Degrado ad Aprilia, i Grillini Apriliani e i Cittadini Pentastellati denunciano il cedimento del terreno nell’area verde di Via Aldo Moro

I grillini tornano alla carica con il loro cavallo di battaglia sul degrado infrastrutturale della città di Aprilia. Dopo aver denunciato il pantano che si è formato lungo la pista ciclabile di Via Carroceto, i pentastellati, in una nota, evidenziano la situazione, lungo via Aldo Moro, nell’area verde antistante il campo di calcetto comunale, dove “abbiamo notato quello che da subito ci è apparso come uno sprofondamento del terreno”.

“Non essendo esperti geologi – prosegue la nota di Andrea Ragusa, esponente del gruppo 5Stelle – abbiamo anche pensato che potesse trattarsi di un sinkhole, cioè di uno sprofondamento del terreno, che può variare da pochi ad alcune centinaia di metri, che si apre in modo graduale ma anche improvvisamente inghiottendo tutto ciò che si trova al di sopra di esso, generando delle depressioni morfologiche o letteralmente delle cavità create dal collasso degli strati litologici più superficiali.

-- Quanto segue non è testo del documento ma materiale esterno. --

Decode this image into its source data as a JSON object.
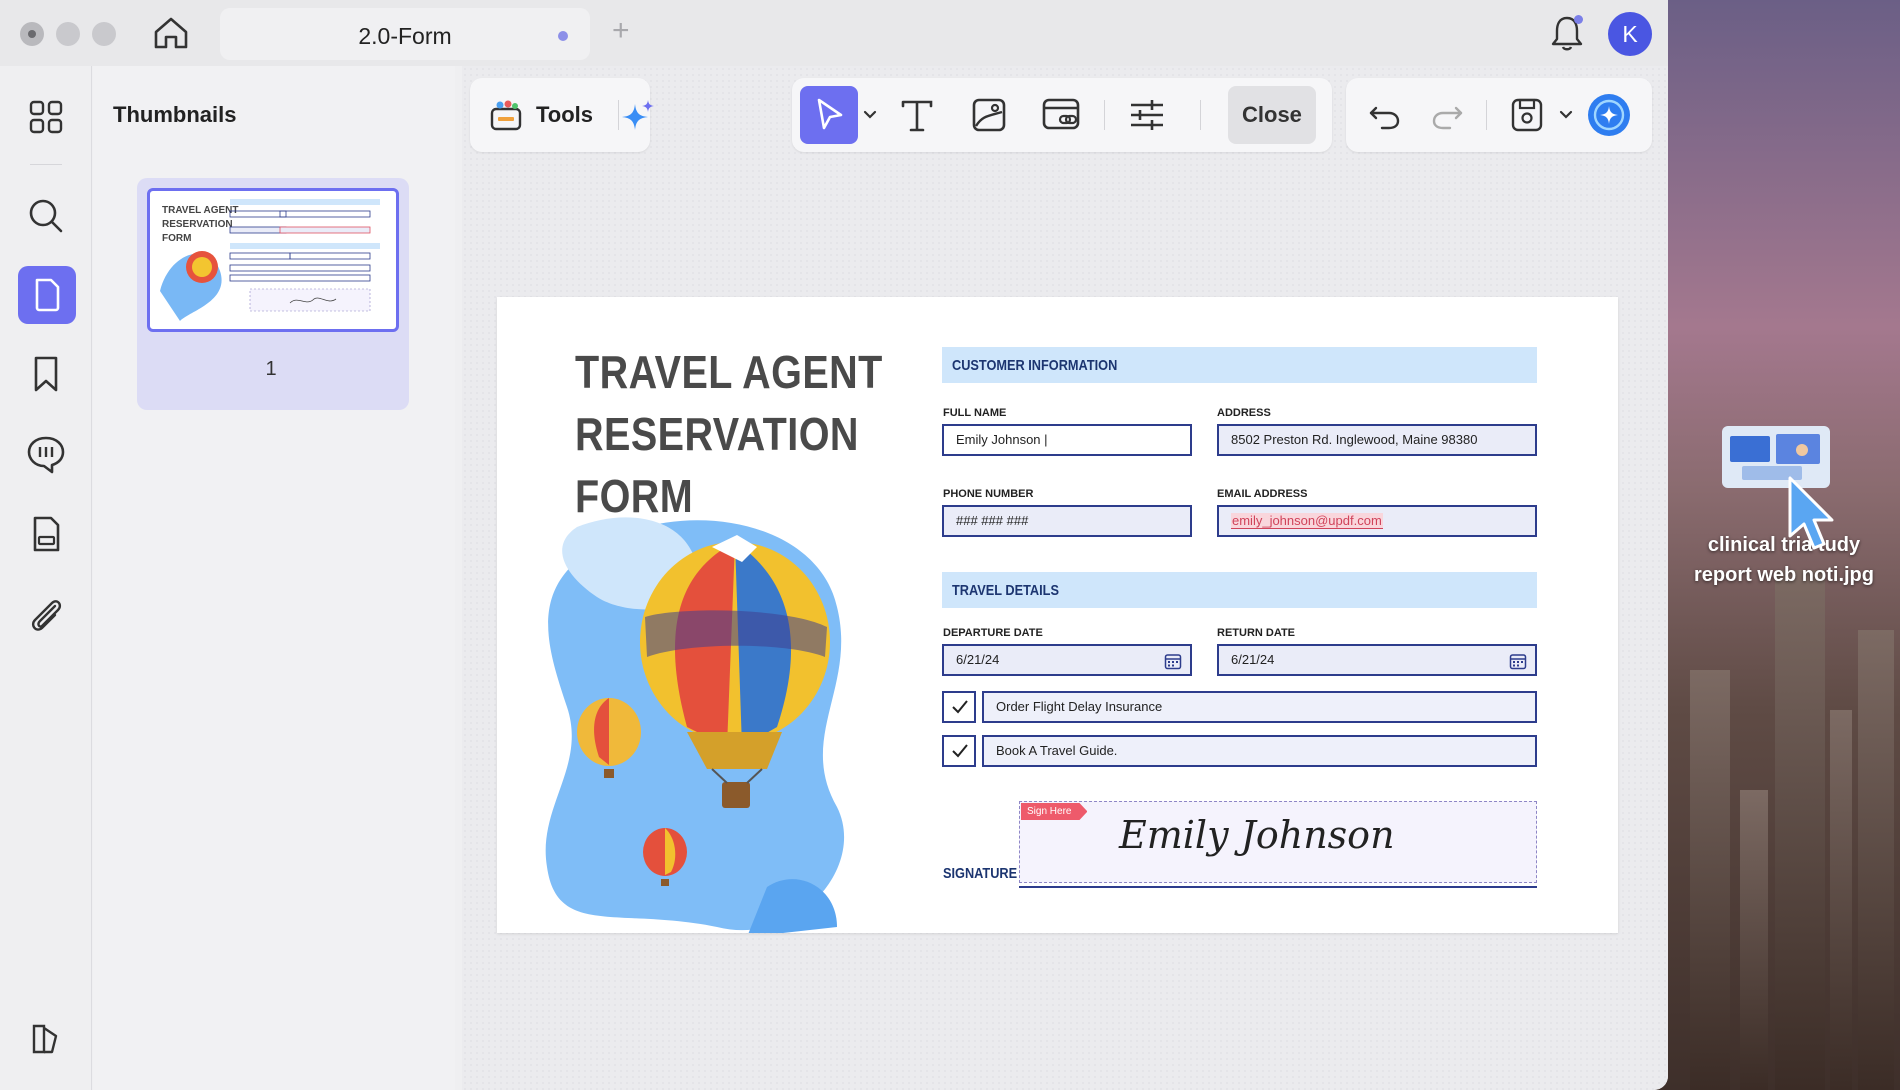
{
  "window": {
    "tab_title": "2.0-Form",
    "tab_add": "+",
    "avatar_letter": "K",
    "accent": "#6d6ff0"
  },
  "sidebar": {
    "icons": [
      "grid-icon",
      "search-icon",
      "page-icon",
      "bookmark-icon",
      "comment-icon",
      "form-icon",
      "attachment-icon",
      "layers-icon"
    ],
    "active": "page-icon"
  },
  "thumbnails": {
    "title": "Thumbnails",
    "page_number": "1"
  },
  "toolbar": {
    "tools_label": "Tools",
    "close_label": "Close"
  },
  "form": {
    "title_lines": [
      "TRAVEL AGENT",
      "RESERVATION",
      "FORM"
    ],
    "customer_info": "CUSTOMER INFORMATION",
    "full_name_label": "FULL NAME",
    "full_name_value": "Emily Johnson |",
    "address_label": "ADDRESS",
    "address_value": "8502 Preston Rd. Inglewood, Maine 98380",
    "phone_label": "PHONE NUMBER",
    "phone_value": "### ### ###",
    "email_label": "EMAIL ADDRESS",
    "email_value": "emily_johnson@updf.com",
    "travel_details": "TRAVEL DETAILS",
    "departure_label": "DEPARTURE DATE",
    "departure_value": "6/21/24",
    "return_label": "RETURN DATE",
    "return_value": "6/21/24",
    "check1": "Order Flight Delay Insurance",
    "check2": "Book A Travel Guide.",
    "signature_label": "SIGNATURE L",
    "sign_here": "Sign Here",
    "signature_value": "Emily Johnson"
  },
  "desktop": {
    "file_label_line1": "clinical tria tudy",
    "file_label_line2": "report web noti.jpg"
  }
}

Le dimensioni e le profondità dei sinkhole possono rappresentare anche un serio rischio per la incolumità delle persone e delle cose. Nel nostro caso lo sprofondamento del terreno è minimo, massimo 30 cm e le sue dimensioni sono 2 mt x 1 mt. Pensandoci bene, siamo arrivati alla conclusione che possa trattarsi di cedimento strutturale della volta della tubazione del fosso del Leschione che passa lì sotto.

Il citato fosso, che corre sotto via Aldo Moro lì vira sotto il campetto di calcio per poi attraversare la stessa via Moro ed andare verso la rotatoria di via Mascagni, è stato recentemente oggetto di importanti lavori per contenere il rischio idrogeologico e il ripristino della funzionalità delle caditoie che hanno previsto anche le riprese sotterranee della condotta con l’utilizzo della videoispezione e uno studio superficiale con georadar.

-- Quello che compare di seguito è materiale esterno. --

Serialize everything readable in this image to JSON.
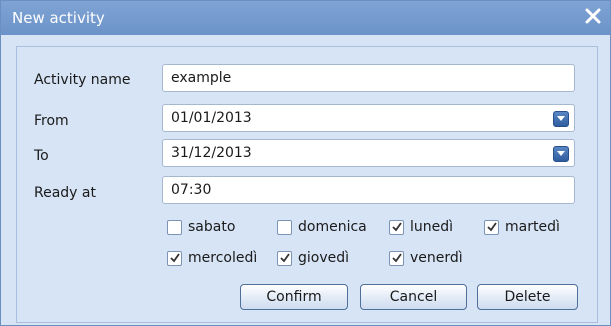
{
  "window": {
    "title": "New activity",
    "close_icon": "close-icon"
  },
  "form": {
    "activity_name": {
      "label": "Activity name",
      "value": "example"
    },
    "from": {
      "label": "From",
      "value": "01/01/2013"
    },
    "to": {
      "label": "To",
      "value": "31/12/2013"
    },
    "ready_at": {
      "label": "Ready at",
      "value": "07:30"
    }
  },
  "days": [
    {
      "label": "sabato",
      "checked": false
    },
    {
      "label": "domenica",
      "checked": false
    },
    {
      "label": "lunedì",
      "checked": true
    },
    {
      "label": "martedì",
      "checked": true
    },
    {
      "label": "mercoledì",
      "checked": true
    },
    {
      "label": "giovedì",
      "checked": true
    },
    {
      "label": "venerdì",
      "checked": true
    }
  ],
  "buttons": {
    "confirm": "Confirm",
    "cancel": "Cancel",
    "delete": "Delete"
  },
  "colors": {
    "titlebar": "#6c93c9",
    "background": "#d6e4f5",
    "accent": "#2e5d9e"
  }
}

Ebbene, dalle videoispezioni sono stati riscontrati, nella condotta, diversi giunti disconnessi o con i lembi distanziati o con pezzi rotti e non vorremmo che proprio queste criticità sotterranee non siano state risolte con i lavori, che in totale sono costati 1.000.000 €, e che quindi lo sprofondamento del terreno sia di origine antropica e dovuto al cedimento della volta della condotta sotterranea.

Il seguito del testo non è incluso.